It Seemed Like A Good Idea At The Time

Words we live by, Gentle Reader. Although the explanation for some of the things that seemed like good ideas at some time is often rendered in advanced shellfish, so we really Don’t Get It At All even after the fact.

It’s hot again. HOT. Too hot to really do anything, although the garden is calling, saying, quite clearly, WEED ME…perhaps later. But our small and active mind is pondering communication at present. Or lack thereof.

I am the kind of person who can be at the grocery store and know what everyone in line is thinking. This goes along with, see advanced shellfish above, sometimes a total inability to divine what the person right in front of me, talking to me, is really meaning in what they are saying. Probably that has to do with my vintage coping mechanism kit. I thought I had left that behind…..But I have been noticing that when there is a disconnect somewhere between the words coming out of someone’s mouth and the feeling state that is coming along with the transmission, I get, actually, nauseous. And nervous. Yeugh, in short. It has to do with feeling the feeling strongly and getting, perhaps, a bit overwhelmed by it. Especially since usually the words coming along with the feeling are quite different in meaning. Confused, is what I get.

How does one get on the same page again? This is my question. Perhaps those uncomfortable feeling states are an inescapable part of life, not to be denied, and not to be wallowed in. To be observed and learned from. There certainly seem to be quite a few of them, I’m just saying. And, naturally, there are the other feeling states, all kinds of them, all colors and degrees and temperatures, and the same thing applies. There’s excrement and there’re roses. Intertwined and of a piece in the big picture.
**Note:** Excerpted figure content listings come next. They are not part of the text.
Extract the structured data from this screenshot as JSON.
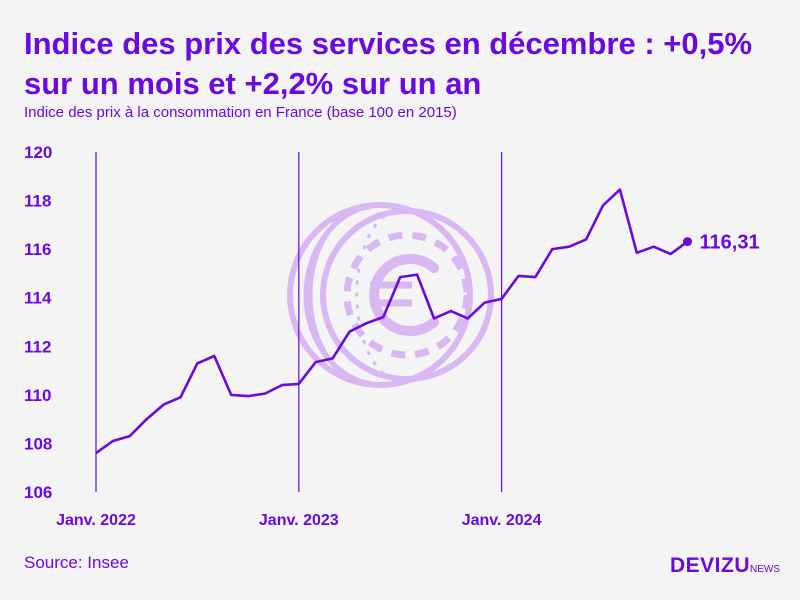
{
  "header": {
    "title": "Indice des prix des services en décembre : +0,5% sur un mois et +2,2% sur un an",
    "subtitle": "Indice des prix à la consommation en France (base 100 en 2015)"
  },
  "footer": {
    "source": "Source: Insee",
    "brand_main": "DEVIZU",
    "brand_sub": "NEWS"
  },
  "colors": {
    "accent": "#6a0ae0",
    "background": "#f4f4f4",
    "coin": "#d8b8f2"
  },
  "chart_data": {
    "type": "line",
    "title": "Indice des prix des services en décembre : +0,5% sur un mois et +2,2% sur un an",
    "ylabel": "Indice des prix à la consommation en France (base 100 en 2015)",
    "xlabel": "",
    "ylim": [
      106,
      120
    ],
    "yticks": [
      106,
      108,
      110,
      112,
      114,
      116,
      118,
      120
    ],
    "grid": false,
    "xticks": [
      {
        "label": "Janv. 2022",
        "index": 0
      },
      {
        "label": "Janv. 2023",
        "index": 12
      },
      {
        "label": "Janv. 2024",
        "index": 24
      }
    ],
    "series": [
      {
        "name": "Indice des prix des services",
        "values": [
          107.6,
          108.1,
          108.3,
          109.0,
          109.6,
          109.9,
          111.3,
          111.6,
          110.0,
          109.95,
          110.05,
          110.4,
          110.45,
          111.35,
          111.5,
          112.6,
          112.95,
          113.2,
          114.85,
          114.95,
          113.15,
          113.45,
          113.15,
          113.8,
          113.95,
          114.9,
          114.85,
          116.0,
          116.1,
          116.4,
          117.8,
          118.45,
          115.85,
          116.1,
          115.8,
          116.31
        ]
      }
    ],
    "end_label": "116,31",
    "annotations": [
      "116,31"
    ]
  }
}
Everything moves and shifts, and while at times that is exhilarating- when you are in the flow of it and aware– keeping one’s balance is a neat trick. Apparently, being an old dog, it’s one I’m still working on. Along with all the other dogs, young and old, on earth, of course. If this was all so easy, Darfur wouldn’t exist, Khameini would be drinking tea quietly and enjoying his advanced age, wisdom and lovely garden, people would drive properly, and…well. I think you get the picture, Gentle Reader.

On to weeding the garden. That, at least, is clear.